Le dispositif électronique 1 peut être, par exemple, un capteur miniaturisé. Le premier composant est alors un capteur du type Micro Electro Mechanical System (MEMS) ou Micro Opto Electro Mechanical System (MOEMS), par exemple un accéléromètre ou un capteur de pression. Le premier composant est assemblé sur les plots conducteurs d'un boîtier, par exemple en céramique ou en silicium, constituant le second composant du dispositif 1.
Le dispositif électronique 1 peut être, par exemple, un système "Lab On Chip". Le premier composant est alors une biopuce, qui collecte un signal électrique issu d'une interaction avec un milieu vivant. Cette biopuce comporte des plots conducteurs, qui sont reliés à des plots conducteurs d'un boîtier ou d'un substrat, constituant le second composant du dispositif électronique 1.
Le dispositif électronique 1 , selon les différents modes de réalisation décrits ci-dessus, permet ainsi d'obtenir une efficacité optimale, notamment grâce à l'utilisation d'un matériau polymère intrinsèquement conducteur comme moyen de connexion et d'assemblage entre les deux composants. Dans le
cas où le contact du matériau polymère conducteur et du matériau constituant le premier composant du dispositif 1 est de bonne qualité électrique, il n'est alors pas nécessaire de réaliser des électrodes sur ce premier composant.
Par ailleurs, la température de mise en oeuvre de l'assemblage est ajustable en modifiant les paramètres des éléments constitutifs du matériau polymère conducteur électrique.

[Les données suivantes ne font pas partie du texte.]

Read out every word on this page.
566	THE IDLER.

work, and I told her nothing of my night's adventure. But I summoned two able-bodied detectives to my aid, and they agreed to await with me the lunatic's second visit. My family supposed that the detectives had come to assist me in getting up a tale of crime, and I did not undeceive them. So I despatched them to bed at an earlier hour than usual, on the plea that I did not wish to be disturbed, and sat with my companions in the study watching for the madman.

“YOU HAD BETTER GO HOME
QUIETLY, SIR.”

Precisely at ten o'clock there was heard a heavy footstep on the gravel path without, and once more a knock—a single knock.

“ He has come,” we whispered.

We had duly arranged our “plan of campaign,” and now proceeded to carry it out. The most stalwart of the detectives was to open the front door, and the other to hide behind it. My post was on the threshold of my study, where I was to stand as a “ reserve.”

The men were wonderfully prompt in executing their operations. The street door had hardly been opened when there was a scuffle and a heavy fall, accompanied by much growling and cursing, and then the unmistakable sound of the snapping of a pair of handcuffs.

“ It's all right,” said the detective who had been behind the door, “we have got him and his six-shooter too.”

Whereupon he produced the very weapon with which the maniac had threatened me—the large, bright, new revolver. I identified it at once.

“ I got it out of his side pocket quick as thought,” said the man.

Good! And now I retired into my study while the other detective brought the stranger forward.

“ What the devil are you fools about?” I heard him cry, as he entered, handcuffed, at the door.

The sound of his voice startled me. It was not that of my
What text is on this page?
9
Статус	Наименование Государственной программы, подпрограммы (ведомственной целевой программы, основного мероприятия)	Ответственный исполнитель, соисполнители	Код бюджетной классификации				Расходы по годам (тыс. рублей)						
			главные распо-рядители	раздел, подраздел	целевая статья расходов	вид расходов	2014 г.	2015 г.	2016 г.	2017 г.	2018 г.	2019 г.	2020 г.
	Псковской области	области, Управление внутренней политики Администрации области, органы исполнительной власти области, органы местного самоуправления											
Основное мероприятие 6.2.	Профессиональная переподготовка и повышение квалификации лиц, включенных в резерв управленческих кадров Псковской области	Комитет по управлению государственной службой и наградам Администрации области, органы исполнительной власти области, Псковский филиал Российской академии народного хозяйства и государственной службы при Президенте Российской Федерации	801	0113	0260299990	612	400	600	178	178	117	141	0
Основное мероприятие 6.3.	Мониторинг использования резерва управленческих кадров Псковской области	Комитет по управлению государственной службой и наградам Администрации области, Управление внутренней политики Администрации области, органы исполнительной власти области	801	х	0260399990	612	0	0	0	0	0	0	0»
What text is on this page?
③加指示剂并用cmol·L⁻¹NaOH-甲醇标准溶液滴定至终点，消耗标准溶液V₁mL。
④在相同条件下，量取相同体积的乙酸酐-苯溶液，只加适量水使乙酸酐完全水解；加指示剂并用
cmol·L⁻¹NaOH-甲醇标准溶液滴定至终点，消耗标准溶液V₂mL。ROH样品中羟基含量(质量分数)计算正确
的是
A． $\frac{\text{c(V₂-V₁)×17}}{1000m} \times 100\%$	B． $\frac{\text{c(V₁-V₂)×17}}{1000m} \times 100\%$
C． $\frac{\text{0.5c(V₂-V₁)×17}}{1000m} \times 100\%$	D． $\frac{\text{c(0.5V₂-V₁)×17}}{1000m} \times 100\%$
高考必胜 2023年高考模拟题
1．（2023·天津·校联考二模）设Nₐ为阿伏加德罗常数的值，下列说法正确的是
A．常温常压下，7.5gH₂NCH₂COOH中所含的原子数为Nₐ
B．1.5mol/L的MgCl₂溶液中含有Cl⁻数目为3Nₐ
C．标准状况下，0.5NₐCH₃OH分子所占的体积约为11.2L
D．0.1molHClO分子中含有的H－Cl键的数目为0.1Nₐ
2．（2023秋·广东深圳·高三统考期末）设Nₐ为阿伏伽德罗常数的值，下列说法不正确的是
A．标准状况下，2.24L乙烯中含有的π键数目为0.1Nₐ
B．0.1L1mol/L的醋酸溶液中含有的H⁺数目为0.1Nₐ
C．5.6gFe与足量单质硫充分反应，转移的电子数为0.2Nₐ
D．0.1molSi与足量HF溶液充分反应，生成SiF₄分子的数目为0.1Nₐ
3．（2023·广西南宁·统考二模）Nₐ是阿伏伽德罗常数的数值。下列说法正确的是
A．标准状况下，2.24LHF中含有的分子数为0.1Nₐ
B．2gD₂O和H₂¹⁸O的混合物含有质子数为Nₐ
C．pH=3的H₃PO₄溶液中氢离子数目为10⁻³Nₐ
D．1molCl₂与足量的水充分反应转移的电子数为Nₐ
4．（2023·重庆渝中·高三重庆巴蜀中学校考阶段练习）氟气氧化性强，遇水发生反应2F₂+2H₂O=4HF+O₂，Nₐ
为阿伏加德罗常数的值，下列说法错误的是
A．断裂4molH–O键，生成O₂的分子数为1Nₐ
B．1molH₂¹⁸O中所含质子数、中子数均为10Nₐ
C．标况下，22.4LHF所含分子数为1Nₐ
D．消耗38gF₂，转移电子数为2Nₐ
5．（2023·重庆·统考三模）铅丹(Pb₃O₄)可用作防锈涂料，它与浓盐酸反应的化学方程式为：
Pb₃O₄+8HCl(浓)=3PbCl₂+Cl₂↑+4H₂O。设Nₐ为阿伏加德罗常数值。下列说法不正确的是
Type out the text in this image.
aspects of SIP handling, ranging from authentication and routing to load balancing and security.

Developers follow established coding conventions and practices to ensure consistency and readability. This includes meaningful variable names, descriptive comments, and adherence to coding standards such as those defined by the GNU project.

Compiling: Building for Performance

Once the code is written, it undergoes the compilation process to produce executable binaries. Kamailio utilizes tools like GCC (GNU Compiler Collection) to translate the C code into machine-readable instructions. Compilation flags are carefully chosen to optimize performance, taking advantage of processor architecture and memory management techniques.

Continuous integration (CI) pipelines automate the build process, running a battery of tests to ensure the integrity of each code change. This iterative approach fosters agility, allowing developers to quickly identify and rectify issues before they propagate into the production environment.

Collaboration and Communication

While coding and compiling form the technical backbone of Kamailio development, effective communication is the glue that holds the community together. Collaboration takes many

Le pas P de connexion entre les zones conductrices 5 du dispositif 1 est très fin, ce qui optimise la résolution et la densité surfacique de connexion entre les deux composants.
Le matériau polymère conducteur électrique présentant des qualités de déformation importantes, il est possible de limiter les éventuelles contraintes thermomécaniques d'assemblage en température, notamment pour des hybridations de composants présentant de grandes surfaces. Ces qualités peuvent être encore améliorées par un mélange avec un autre matériau polymère thermoplastique.
De plus, le matériau polymère conducteur électrique est thermoplastique et réversible, c'est-à-dire qu'il permet la réparation du dispositif 1. En effet, en réchauffant le matériau polymère intrinsèquement conducteur au-dessus de sa température de transition vitreuse, il se ramollit de façon réversible et il est possible d'envisager une déshybridation du dispositif 1 sans endommager ni le premier composant ni le second composant du dispositif électronique 1.
Par ailleurs, les zones conductrices 5 en forme de pyramide permettent de doser la force d'appui lors de l'assemblage du dispositif 1 , tout en rattrapant d'éventuels défauts de planéité des substrats.
L'invention n'est pas limitée aux différents modes de réalisation décrits ci- dessus. Les zones conductrices 5 peuvent notamment être en forme de parallélépipède, de sphère ou de tronc de cône.
Un tel dispositif électronique 1 s'applique notamment à l'imagerie à rayons X médicale (radiographie, scanners, fluoroscopie, mammographie, etc.), à l'imagerie à rayons X et γ pour des grands instruments (ESRF, synchrotron) et pour l'instrumentation spatiale, ainsi qu'au contrôle non destructif par rayons X (CNDX).